Many sales organizations refer to the POV (or POC or pilot) as one of the most critical steps in their sales process as it both allows them to prove who they are and what they can do for their buyers and because that bring them into the environment of their buyer, therefore removing a big potential blocker off the board.
Sellers in organizations that typically do not have a POV as part of the sales process are better off as they can eliminate the time and efforts associated with the POV. Sales organizations that must typically conduct POVs must proactively manage a tight technical and business POV process.

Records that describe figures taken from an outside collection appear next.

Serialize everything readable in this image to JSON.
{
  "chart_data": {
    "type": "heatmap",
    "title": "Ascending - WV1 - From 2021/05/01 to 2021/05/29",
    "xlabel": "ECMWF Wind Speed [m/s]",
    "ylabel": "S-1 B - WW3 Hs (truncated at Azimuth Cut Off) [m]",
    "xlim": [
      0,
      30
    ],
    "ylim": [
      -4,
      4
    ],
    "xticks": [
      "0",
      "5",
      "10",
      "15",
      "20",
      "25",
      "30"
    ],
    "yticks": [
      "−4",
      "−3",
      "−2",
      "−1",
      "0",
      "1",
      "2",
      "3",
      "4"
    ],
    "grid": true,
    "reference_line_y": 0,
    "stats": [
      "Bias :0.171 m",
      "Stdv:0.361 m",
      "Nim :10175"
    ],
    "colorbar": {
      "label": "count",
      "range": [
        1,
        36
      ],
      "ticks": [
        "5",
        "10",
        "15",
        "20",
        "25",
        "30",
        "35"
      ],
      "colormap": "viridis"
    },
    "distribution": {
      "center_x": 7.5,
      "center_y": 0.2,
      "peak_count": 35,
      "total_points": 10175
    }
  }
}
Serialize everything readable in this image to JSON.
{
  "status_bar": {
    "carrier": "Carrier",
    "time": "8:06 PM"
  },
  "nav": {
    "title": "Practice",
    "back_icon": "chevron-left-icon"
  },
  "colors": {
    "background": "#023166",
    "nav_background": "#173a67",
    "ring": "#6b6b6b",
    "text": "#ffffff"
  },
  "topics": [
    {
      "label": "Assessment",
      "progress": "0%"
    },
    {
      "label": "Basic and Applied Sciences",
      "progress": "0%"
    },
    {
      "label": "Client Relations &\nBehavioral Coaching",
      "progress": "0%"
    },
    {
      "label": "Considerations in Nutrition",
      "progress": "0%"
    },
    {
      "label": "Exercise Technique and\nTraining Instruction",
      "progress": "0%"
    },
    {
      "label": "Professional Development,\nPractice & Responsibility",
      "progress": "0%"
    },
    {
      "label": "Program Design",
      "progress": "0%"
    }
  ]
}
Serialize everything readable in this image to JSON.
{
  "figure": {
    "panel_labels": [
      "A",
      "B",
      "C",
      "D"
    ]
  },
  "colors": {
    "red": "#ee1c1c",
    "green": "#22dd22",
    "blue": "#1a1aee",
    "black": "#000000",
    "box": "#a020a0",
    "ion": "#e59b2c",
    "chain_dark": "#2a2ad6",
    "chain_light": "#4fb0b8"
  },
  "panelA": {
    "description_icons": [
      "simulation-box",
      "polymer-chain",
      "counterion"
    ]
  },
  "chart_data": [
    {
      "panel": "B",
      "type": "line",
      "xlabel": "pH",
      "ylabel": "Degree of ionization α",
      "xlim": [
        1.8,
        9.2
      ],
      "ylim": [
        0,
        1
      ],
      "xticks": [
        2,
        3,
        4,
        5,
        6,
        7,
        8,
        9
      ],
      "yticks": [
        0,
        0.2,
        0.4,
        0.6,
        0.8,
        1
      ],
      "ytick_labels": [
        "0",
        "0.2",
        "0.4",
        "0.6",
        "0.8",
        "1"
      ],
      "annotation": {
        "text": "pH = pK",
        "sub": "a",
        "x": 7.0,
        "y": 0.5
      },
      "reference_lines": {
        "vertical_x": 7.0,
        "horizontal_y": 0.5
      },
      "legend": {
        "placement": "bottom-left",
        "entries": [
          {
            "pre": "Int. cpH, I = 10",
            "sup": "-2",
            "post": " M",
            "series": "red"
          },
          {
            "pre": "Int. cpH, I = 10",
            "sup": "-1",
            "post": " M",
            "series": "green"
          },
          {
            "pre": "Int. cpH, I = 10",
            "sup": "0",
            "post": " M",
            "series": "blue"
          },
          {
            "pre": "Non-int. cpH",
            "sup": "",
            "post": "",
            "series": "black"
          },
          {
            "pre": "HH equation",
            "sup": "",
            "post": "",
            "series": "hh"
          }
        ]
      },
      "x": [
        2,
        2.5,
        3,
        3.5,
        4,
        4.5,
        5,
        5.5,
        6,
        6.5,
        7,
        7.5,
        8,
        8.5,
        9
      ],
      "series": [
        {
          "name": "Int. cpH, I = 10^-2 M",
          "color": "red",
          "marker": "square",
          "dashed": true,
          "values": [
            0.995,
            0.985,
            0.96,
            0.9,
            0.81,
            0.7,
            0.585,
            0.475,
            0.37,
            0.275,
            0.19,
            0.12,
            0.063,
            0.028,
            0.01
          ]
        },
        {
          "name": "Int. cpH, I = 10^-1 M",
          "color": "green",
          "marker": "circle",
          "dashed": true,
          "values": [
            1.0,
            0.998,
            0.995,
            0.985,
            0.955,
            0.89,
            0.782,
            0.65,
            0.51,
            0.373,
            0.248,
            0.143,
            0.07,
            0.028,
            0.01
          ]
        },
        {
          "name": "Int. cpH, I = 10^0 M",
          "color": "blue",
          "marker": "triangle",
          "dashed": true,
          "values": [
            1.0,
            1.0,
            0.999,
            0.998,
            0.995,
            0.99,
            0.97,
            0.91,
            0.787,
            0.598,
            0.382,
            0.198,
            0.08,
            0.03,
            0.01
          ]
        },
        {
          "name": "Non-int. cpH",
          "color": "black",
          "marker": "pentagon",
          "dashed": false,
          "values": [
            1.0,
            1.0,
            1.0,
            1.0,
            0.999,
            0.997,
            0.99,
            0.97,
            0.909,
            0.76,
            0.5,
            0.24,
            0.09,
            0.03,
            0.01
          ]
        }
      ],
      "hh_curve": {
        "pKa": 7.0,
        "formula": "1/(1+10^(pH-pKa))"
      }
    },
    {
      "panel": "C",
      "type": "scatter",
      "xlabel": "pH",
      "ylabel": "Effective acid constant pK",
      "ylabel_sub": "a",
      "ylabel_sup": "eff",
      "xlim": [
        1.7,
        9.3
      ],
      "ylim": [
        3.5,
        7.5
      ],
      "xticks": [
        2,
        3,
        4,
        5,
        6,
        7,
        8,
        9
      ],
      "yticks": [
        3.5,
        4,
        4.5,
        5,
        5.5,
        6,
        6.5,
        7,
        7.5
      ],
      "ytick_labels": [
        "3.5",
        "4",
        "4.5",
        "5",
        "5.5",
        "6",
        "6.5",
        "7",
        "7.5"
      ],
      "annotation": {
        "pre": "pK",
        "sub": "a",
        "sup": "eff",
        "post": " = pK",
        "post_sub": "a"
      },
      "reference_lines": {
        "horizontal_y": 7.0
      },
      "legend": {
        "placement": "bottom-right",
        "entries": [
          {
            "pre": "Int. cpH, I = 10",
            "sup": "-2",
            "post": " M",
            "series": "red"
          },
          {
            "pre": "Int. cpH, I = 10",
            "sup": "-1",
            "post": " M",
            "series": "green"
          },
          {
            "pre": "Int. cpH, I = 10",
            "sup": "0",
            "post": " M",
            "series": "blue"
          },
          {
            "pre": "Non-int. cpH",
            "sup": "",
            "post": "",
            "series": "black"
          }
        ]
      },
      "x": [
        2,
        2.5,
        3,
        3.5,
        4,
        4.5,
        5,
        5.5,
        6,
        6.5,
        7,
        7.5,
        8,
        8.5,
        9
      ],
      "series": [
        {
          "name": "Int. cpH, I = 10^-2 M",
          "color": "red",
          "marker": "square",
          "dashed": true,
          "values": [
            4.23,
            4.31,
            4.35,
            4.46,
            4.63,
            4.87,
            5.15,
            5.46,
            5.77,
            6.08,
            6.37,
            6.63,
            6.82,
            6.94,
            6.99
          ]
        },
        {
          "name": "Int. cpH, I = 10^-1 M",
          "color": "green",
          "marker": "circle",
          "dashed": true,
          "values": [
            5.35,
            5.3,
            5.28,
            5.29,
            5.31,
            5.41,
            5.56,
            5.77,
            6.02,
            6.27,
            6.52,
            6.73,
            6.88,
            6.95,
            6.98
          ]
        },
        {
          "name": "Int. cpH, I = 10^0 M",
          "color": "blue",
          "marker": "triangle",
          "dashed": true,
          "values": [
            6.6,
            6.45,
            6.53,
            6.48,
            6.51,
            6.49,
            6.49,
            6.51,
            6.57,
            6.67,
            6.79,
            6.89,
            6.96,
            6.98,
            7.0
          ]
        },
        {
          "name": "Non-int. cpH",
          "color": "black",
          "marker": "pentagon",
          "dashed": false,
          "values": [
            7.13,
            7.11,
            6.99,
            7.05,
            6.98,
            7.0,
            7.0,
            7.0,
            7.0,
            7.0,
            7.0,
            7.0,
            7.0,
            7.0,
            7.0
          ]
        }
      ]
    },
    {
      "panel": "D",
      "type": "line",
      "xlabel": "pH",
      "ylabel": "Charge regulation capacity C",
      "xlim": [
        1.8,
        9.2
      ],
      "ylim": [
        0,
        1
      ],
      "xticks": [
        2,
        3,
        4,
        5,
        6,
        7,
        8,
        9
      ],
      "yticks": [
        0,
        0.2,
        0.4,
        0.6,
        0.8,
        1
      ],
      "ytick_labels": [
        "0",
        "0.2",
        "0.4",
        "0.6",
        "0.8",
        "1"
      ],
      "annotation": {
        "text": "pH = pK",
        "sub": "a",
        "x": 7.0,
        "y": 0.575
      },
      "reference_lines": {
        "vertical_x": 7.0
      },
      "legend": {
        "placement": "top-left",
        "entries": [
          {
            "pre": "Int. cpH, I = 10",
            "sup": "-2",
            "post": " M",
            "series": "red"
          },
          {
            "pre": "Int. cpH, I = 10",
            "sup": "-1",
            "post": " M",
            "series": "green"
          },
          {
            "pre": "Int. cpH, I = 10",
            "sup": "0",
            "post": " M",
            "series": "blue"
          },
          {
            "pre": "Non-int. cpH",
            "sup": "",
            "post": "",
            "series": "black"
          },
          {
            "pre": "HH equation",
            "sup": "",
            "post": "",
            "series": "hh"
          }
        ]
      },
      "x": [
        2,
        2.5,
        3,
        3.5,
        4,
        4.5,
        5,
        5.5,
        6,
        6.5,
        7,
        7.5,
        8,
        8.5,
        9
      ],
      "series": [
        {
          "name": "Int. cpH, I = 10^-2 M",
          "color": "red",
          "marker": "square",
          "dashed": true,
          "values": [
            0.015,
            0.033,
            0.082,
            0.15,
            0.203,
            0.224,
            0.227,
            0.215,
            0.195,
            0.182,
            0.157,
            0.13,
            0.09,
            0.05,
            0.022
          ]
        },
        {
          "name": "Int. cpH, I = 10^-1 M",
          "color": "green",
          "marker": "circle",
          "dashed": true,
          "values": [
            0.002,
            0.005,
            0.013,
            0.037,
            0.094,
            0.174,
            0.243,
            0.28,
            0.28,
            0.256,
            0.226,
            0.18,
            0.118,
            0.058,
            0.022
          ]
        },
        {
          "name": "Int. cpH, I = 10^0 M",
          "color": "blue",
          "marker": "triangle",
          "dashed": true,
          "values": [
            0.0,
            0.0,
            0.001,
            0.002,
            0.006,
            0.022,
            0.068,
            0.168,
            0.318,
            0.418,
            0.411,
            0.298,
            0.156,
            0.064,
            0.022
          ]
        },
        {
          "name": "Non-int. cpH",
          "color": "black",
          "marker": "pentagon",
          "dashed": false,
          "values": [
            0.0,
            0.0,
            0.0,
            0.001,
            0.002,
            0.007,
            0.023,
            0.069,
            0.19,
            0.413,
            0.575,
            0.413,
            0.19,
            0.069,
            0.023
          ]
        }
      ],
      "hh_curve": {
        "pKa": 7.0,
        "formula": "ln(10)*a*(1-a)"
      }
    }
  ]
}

The technical parameters that are required for the setup and the successful execution of the POV should be identified and validated (typically by the sales engineers) ahead of the Economic Buyer meeting, so that POV plan, objectives, timeline and success criteria could be defined based on the technical feasibility of the various elements that could be executed as part of a POV.
The POV objectives and success criteria should be designed to cover the minimal required list of operational parameters that can prove the most critical differentiated capabilities of the offering and in turn, support the strategic and business impact that are presented in the business case.
Sellers should not allocate the resources and effort to a POV without fully understanding the pains, the strategic and business impact, the POV plan, objectives, timeline and success criteria, as well as the closing process after the success of the POV.
As discussed in the previous chapter, it is critical to have the Economic Buyer meeting ahead of the POV. Sellers should not allocate the resources and effort to a POV without fully understanding the pains, the strategic and business impact, the POV plan, objectives, timeline and success criteria, as well as the closing process after the success of the POV. Not doing so will often result in endless POVs without clear conclusions that would lead to frustration on both sides.
Some sales organizations manage to turn the POVs into Try & Buy, where buyers actually sign a contract which is automatically binding if the POV meets its (minimal) success criteria or becomes void otherwise. This approach makes sense especially if the POV itself triggers the security approval, vendor qualification, Master Service Agreement and other similar procedures on the buying side. If the POV does not trigger such procedures, it is advised to get to the verbal commitment by the Economic Buyer before going through those steps.